This course will equip students with both the theory and practical knowledge necessary for starting analyzing complex data generated in modern life.. Students will learn how to perform data analysis in an exploratory style, create effective graphs that help them understand the data and also communicate the extracted information to others, build sophisticated predictive models, and meanwhile they will get familiar with R, a very powerful software tool for statistical analysis. In the following, objectives are split.
Knowledge and understanding.
Know main kinds of problems which can be tackled with
Know main DA and SL techniques.
Know design, development, and assessment phases of a SL procedure.
Applying knowledge and understanding.
Formulate a formal problem statement for simple practical problems in order to tackle them with DA and SL techniques.
Develop simple end-to-end DA and SL procedures.
Experimentally assess a simple end-to-end DA and SL procedure.
Judge the technical soundness of a DA and SL procedure.
Judge the technical soundness of the assessment of a DA and SL procedure.
Describe the motivations behind choices in the design, development, and assessment of a DA and SL procedure, possibly exploiting simple plots.
Retrieve information from scientific publications about DA and SL techniques not explicitly presented in this course.

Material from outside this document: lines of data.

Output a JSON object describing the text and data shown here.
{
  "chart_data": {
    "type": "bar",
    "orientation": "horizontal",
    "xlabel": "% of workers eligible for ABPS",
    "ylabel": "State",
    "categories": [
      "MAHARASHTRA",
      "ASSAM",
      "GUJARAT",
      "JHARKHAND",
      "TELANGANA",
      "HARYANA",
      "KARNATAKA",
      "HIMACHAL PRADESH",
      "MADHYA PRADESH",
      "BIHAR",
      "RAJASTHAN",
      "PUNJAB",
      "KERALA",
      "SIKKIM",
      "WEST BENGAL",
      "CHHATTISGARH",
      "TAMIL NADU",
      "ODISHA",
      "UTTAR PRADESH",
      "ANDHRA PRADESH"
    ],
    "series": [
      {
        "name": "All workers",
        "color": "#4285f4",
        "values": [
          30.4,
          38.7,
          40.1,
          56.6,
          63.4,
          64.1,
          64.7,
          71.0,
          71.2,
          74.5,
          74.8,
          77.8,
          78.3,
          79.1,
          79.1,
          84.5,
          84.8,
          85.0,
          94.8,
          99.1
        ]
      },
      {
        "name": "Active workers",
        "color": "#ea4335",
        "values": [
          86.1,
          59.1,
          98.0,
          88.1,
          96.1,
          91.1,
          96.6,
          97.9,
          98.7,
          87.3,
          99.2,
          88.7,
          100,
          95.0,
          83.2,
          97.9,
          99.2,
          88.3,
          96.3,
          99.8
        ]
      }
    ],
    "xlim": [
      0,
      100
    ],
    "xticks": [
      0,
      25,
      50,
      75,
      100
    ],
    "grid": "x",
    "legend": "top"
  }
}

Basics of statistics: basic graphical tools of data exploration; summary measures of variable distribution (mean, variance, quantiles); fundamentals of probability and of univariate and multivariate distribution of random variables; basics of linear regression analysis.
Basics of linear algebra: vectors, matrices, matrix operations; diagonalization and decomposition in singular values.
Basics of programming and data structures: algorithm, data types, loops, recursion, parallel execution, tree.
Introduction to data science; data analytics, machine learning and statistical learning approaches: common and distinctive aspects (more and more different in name only).
Recap. of main concepts and tools of probability and statistical inference (pre-course).
Elements of data exploration and visualization with R.
Elements of statistical learning; regression function; assessing model accuracy and the bias-variance trade-off; cross-validation methods.
Supervised learning and linear models; model validation and selection; hints to regularization and extensions.
Supervised learning for classification.
Training and test error rate; the Bayes classifier.
Linear and quadratic discriminant analysis.
The K-nearest neighbors classifier.
Dimensionality reduction methods: principal component analysis; biplot.
Cluster analysis: hierarchical methods, partitional methods (k-means algorithm).
Frontal lessons with blackboard and slide projection; exercises, under teacher supervision, in dealing with simple problems with DA and SL techniques.
Final exam according to one of the following two options (student’s choice):
Written test + project (the final mark is the average of the two marks).
Written test with questions on theory and application with short open answers.
Project (home assignment) in which the student chooses a problem among a closed, teacher-defined set of problems and proposes a solution based on DA and SL techniques. The expected outcome is a written document (few pages) including: the problem statement; a description of the proposed solution; the results and a discussion about the experimental assessment of the solution with, if applicable, information about used data. Student may form groups for the project. The project will be evaluated according also to clarity.
Written test only.
Written test with questions on theory and application with medium- and short-length open answers.
Jerome Friedman, Trevor Hastie, and Robert Tibshirani. The elements of statistical learning: Data Mining, Inference, and Prediction. Springer, Berlin: Springer Series in Statistics, 2009.
Gareth James, Daniela Witten, Trevor Hastie and Robert Tibshirani. An Introduction to Statistical Learning, with applications in R. Springer, Berlin: Springer Series in Statistics, 2014.